Is that one-sided propaganda or just a reasonable limitation on the information that we wish to present in our congregations and other religious settings?
Tom Schade then replied further on this thread:
"And, by restricting the 'moral' argument to these best case examples, they discount all negative experiences elsewhere. The stories about 13 year coerced brides in Utah are not relevant in those discussions, because that is bad patriarchy and we are only talking about good polyamory."Tom ... these stories are not relevant because we're talking about consenting adults and coerced adolescents are not consenting adults. This is a "red herring" fallacy.

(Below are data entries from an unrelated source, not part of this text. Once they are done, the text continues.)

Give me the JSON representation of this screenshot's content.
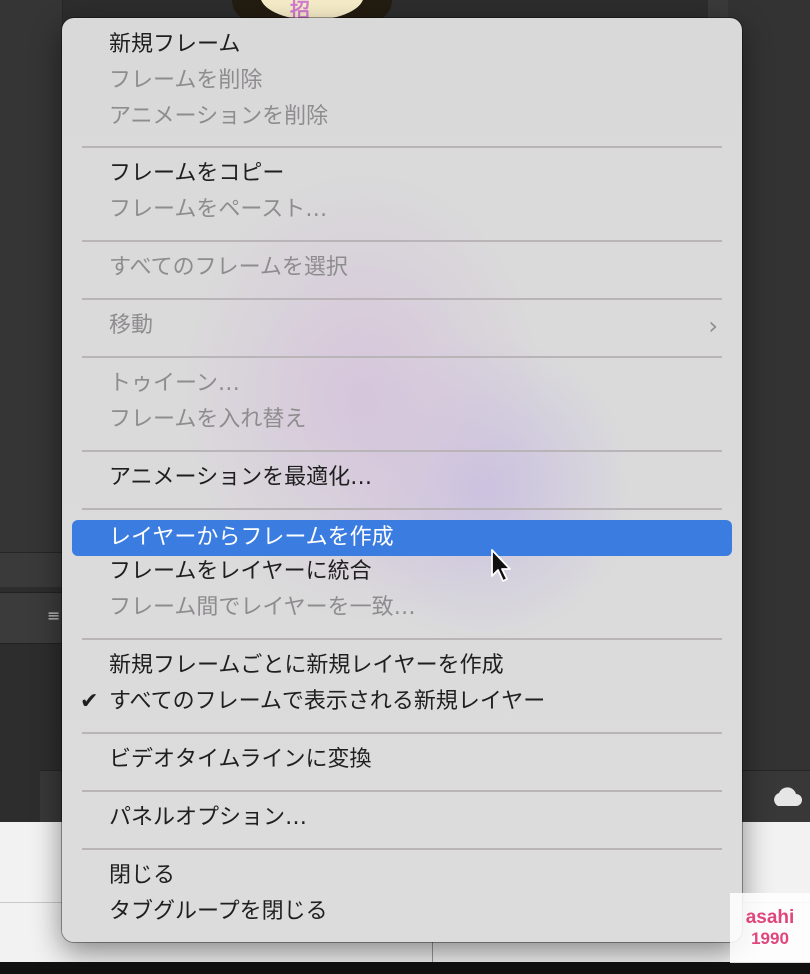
{
  "menu": {
    "items": [
      {
        "label": "新規フレーム",
        "disabled": false
      },
      {
        "label": "フレームを削除",
        "disabled": true
      },
      {
        "label": "アニメーションを削除",
        "disabled": true
      },
      {
        "label": "フレームをコピー",
        "disabled": false
      },
      {
        "label": "フレームをペースト…",
        "disabled": true
      },
      {
        "label": "すべてのフレームを選択",
        "disabled": true
      },
      {
        "label": "移動",
        "disabled": true,
        "submenu": true
      },
      {
        "label": "トゥイーン…",
        "disabled": true
      },
      {
        "label": "フレームを入れ替え",
        "disabled": true
      },
      {
        "label": "アニメーションを最適化…",
        "disabled": false
      },
      {
        "label": "レイヤーからフレームを作成",
        "disabled": false,
        "highlighted": true
      },
      {
        "label": "フレームをレイヤーに統合",
        "disabled": false
      },
      {
        "label": "フレーム間でレイヤーを一致…",
        "disabled": true
      },
      {
        "label": "新規フレームごとに新規レイヤーを作成",
        "disabled": false
      },
      {
        "label": "すべてのフレームで表示される新規レイヤー",
        "disabled": false,
        "checked": true
      },
      {
        "label": "ビデオタイムラインに変換",
        "disabled": false
      },
      {
        "label": "パネルオプション…",
        "disabled": false
      },
      {
        "label": "閉じる",
        "disabled": false
      },
      {
        "label": "タブグループを閉じる",
        "disabled": false
      }
    ],
    "check_glyph": "✔",
    "submenu_glyph": "›"
  },
  "background": {
    "thumbnail_text": "招"
  },
  "watermark": {
    "line1": "asahi",
    "line2": "1990"
  },
  "colors": {
    "highlight": "#3b7ce0",
    "disabled_text": "#8f8c8f",
    "watermark": "#e0457b"
  }
}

Tom Schade then replied further on this thread:
Regarding OWL: the guidelines you quote refer to specific sexual relationships -- not social policy and the witness of a religious movement in the cultural circumstance in which it finds itself.Actually, the values in the curriculum go beyond the interpersonal. We need to avoid double standards in providing ministry to families. We need to promote justice and inclusivity.
Tom Schade replied again on this thread:
BTW, many of the poly panels at which I have been supposedly trained, include the testimony of someone who argued that they had numerous problems with adultery until they "came out" as a poly, realizing that they were just incapable of being faithful to one person.Would it be better for a person to have this self-knowledge before attempting to live monogamously? One possibility with this self-knowledge is this person would know that any monogamous relationship that he or she enters will be a challenge. Another possibility would be this person would use this self-knowledge to attempt to live non-monogamously and ethically.